As a new mother, I had to get almost completely naked to feed my daughter. In my haze I could not position and get her to latch without the help of an octopus. I never figured out the football hold and the idea of feeding in a sling made my eyes cross with confusion. Without my family and friends to help me through those intimate moments, I surely would have thrown in the towel.
Spraying milk, kicking feet, a tiny hand pulling up the cape and weird, wet noises coming from every end. We need to be okay with women breastfeeding in public because not every wedding has a broom closet. I am so grateful to the men and women in my life who did not make me feel awkward when attempting to feed in open spaces. If I had been made to feel embarrassed by comments or negative body language it would have been really difficult and discouraging.

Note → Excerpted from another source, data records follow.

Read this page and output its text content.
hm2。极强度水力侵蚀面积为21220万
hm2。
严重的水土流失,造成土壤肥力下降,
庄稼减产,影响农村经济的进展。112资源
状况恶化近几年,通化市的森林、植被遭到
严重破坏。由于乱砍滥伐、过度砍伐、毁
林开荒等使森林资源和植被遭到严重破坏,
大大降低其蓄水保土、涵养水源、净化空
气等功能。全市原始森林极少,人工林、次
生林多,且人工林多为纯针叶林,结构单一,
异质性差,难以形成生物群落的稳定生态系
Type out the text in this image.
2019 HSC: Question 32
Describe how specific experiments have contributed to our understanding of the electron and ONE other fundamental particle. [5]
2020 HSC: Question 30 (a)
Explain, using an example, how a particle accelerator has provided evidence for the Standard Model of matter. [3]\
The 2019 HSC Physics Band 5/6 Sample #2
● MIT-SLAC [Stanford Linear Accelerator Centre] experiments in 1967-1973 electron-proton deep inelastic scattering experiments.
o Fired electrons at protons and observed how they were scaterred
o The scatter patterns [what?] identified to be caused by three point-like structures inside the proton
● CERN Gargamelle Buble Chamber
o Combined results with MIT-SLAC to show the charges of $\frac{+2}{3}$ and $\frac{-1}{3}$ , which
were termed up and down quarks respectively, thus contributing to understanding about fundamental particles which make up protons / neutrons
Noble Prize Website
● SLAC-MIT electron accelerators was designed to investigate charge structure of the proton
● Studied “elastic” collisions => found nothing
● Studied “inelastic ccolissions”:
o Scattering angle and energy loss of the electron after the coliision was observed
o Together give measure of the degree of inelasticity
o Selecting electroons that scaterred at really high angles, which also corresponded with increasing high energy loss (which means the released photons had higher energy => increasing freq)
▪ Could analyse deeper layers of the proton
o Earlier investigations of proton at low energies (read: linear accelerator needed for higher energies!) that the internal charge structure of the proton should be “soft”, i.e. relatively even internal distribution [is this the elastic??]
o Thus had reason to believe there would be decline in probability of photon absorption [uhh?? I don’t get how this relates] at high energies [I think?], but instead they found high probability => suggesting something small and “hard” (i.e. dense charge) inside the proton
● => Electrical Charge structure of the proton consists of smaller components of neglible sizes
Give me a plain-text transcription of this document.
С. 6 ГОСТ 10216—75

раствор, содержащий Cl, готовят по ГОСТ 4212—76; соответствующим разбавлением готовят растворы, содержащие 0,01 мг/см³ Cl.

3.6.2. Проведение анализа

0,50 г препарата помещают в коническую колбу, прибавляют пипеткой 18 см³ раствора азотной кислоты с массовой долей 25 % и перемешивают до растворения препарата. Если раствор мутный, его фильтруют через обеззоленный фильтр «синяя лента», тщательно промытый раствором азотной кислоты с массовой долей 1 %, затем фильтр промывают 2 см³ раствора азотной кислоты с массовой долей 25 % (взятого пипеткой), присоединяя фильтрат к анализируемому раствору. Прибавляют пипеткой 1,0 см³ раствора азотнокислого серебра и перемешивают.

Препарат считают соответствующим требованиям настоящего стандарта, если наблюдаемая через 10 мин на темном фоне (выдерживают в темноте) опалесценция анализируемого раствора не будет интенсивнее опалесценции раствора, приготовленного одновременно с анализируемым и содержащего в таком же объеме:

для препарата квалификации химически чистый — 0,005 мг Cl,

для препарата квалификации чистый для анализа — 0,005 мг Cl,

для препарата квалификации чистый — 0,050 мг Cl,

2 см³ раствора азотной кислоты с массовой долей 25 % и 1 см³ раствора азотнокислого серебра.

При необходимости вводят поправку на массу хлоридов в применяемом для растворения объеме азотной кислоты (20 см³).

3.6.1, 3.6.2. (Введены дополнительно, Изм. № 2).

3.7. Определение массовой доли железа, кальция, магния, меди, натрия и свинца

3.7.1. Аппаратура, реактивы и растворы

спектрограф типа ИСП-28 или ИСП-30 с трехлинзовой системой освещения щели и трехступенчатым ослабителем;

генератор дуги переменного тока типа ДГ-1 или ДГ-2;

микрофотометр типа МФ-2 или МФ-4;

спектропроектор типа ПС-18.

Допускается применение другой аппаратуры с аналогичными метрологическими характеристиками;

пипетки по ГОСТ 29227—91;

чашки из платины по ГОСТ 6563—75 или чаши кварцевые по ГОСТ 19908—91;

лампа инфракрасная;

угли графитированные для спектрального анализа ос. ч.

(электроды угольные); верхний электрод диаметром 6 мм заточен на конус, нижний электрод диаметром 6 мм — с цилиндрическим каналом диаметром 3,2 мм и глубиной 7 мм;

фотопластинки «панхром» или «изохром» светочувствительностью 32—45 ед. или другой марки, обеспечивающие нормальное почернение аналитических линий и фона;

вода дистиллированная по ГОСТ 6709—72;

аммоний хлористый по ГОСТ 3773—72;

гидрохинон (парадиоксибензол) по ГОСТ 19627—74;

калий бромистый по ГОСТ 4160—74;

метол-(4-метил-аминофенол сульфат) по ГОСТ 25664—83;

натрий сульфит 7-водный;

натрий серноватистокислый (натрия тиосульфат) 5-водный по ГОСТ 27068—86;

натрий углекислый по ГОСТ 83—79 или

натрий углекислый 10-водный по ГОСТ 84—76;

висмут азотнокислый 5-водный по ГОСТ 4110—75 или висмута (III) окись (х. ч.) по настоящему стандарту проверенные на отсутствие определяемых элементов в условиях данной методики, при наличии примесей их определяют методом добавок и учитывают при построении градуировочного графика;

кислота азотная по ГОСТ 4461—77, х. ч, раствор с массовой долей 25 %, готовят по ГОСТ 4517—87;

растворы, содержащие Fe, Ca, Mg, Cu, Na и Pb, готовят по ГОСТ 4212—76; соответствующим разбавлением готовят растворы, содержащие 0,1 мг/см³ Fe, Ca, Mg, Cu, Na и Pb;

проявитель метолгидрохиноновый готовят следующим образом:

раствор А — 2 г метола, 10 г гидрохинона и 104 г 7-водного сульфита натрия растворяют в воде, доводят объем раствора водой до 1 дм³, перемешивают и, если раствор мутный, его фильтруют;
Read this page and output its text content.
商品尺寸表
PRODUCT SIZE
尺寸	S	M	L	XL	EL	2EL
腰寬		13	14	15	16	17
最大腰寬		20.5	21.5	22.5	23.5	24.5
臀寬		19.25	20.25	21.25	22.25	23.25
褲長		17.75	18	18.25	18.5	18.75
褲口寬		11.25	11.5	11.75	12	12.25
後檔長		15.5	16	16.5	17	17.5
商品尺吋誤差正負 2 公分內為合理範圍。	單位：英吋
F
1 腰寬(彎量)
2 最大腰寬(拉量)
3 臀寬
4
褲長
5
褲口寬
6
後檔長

I have truly never been so starving, thirsty or weak as I was during those years. My amazing mom brought me gallons of watered down lemonade and insisted that I “build up my supply” through rest. My mother-in-law cooked and kept me company during those many hours I spent on the couch. My husband took the baby away after feedings so that I could sleep. Despite all of this, I looked like I had been eating a steady diet of heroin by month eight. If we want our mummies to be successful with their choices we have to feed, water and care for them.
To conclude, I resolve to remove the word “easy” from any further discussions involving breastfeeding or parenting in general. To you new moms, please know that I would love to come over, turn up your AC, warm your bottle, pour you a drink and squeeze your breast into the perfect latch position. Sadly, my parole officer says no. In response to any meanness you have experienced, I choose to quote my road trip self, “For God’s sake! Leave each other alone and help your sister!”